Depois do single Artichoke, o projecto do cantor texano Lance Smith, a.k.a Pandit, volta a surgir com uma música e um vídeo sobre amores desencontrados em Pack Your Bags. Esta faixa está incluída no álbum ainda não publicado Eternity Spin.

 

 

 

Coma Cinema - Only

Conheci recentemente os Coma Cinema e gostei muito; Por isso estão por aqui hoje. São americanos e lançaram recentemente o seu segundo disco, Stoned Alone. Com uma sonoridade que varia entre o folk, lo-fi e indie e uma grande mistura de ritmos, têm um som bastante envolvente e cativante. Only navega pelos sentimentos; É uma canção boa para estes dias frios e um pouco cinzentos, muito bonita e que vale a pena ouvir!

 

 

The Very Most - Away In A Manger

A canção de Natal Away In A Manger foi ouvida pela primeira vez em 1885, em ambiente luterano, o que originou a ideia errada que o seu autor teria sido Martinho Lutero; Na verdade, o autor do original, pelo que percebi, é desconhecido. Deixo esta versão, atrasada quase um mês, dos americanos The Very Most.

 

 

 

R.E.M. - Mine Smell Like Honey

Eis o primeiro single oficial retirado de Collapse Into Now, o novo álbum da minha banda favorita, os norte-americanos R.E.M.. A música chama-se Mine Smell Like Honey e já se ouve em algumas rádios. Collapse Into Now, como tenho referido por cá com alguma insistência, chega às lojas a 7 de março e inclui participações de nomes como Eddie Vedder (Pearl Jam), Patti Smith e a canadiana Peaches.

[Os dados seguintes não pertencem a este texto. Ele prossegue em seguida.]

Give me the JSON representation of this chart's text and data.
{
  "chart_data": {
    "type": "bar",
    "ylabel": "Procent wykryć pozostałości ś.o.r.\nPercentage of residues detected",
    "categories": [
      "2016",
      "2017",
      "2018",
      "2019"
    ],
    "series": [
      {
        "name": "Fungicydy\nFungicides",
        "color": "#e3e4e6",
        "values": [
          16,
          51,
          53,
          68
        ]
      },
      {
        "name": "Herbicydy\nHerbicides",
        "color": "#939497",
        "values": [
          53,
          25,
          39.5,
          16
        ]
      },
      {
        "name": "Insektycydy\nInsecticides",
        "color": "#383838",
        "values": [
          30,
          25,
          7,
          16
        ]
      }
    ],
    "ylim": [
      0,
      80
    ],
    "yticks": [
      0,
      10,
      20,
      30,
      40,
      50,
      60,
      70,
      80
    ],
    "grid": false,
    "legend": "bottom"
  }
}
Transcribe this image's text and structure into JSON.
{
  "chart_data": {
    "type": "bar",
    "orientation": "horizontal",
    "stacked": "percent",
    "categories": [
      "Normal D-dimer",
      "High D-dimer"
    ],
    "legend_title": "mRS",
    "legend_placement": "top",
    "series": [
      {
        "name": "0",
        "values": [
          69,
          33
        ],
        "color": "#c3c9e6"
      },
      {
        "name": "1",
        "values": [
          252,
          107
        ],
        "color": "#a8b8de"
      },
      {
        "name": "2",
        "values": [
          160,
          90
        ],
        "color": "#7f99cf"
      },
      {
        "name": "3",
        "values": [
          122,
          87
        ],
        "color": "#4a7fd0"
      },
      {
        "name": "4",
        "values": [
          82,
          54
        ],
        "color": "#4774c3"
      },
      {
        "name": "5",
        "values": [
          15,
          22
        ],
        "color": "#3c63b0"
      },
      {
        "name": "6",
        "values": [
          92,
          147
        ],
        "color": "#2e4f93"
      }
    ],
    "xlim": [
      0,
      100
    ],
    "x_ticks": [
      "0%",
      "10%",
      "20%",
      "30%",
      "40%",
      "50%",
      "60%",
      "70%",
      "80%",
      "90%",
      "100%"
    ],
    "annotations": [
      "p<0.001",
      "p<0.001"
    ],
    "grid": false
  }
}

Pelas três amostras que já conheço do disco, parece-me que não vai ser um álbum fácil para quem não é fã incondicional da banda, ou seja, mais uma vez, as altas expectativas poderão sair goradas. Por cá já não consigo esconder alguma decepção; Ainda não notei grandes diferenças em relação a Accelerate, o disco da banda que menos gosto e antecessor deste Collapse Into Now. Pode ser que o resto do álbum me surpreenda...

 

 

James - Of Monsters Heroes And Men

Hey Ma é o décimo álbum de estúdio dos britânicos James, uma das minhas bandas de eleição e já lançado em Abril de 2008. Confesso que nunca dei grande atenção aos trabalhos desta banda depois do regresso deles ao activo em 2007, salvo erro. Os discos lançados pelos James na década de noventa causaram-me demasiado impacto e emoção para achar que alguma vez voltariam a ter sobre mim o mesmo efeito. Lembro-me perfeitamente que me despedi oficialmente deles com Alaskan Pipeline, música que encerra Pleased To Meet You (2002) e a última canção desta banda de Manchester que me levou à lua.

Agora, depois de ouvir Of Monsters Heroes And Men confesso que me sinto arrependido pela tal pouca atenção e com vontade de recuperar  o tempo perdido. É fantástico voltar a ouvir a voz de Tim Booth a fazer-me sentir arrepios e a obrigar-me a olhar mais uma vez para o alto, nestas últimas noites frias, mas de lua cheia, dentro do meu casulo.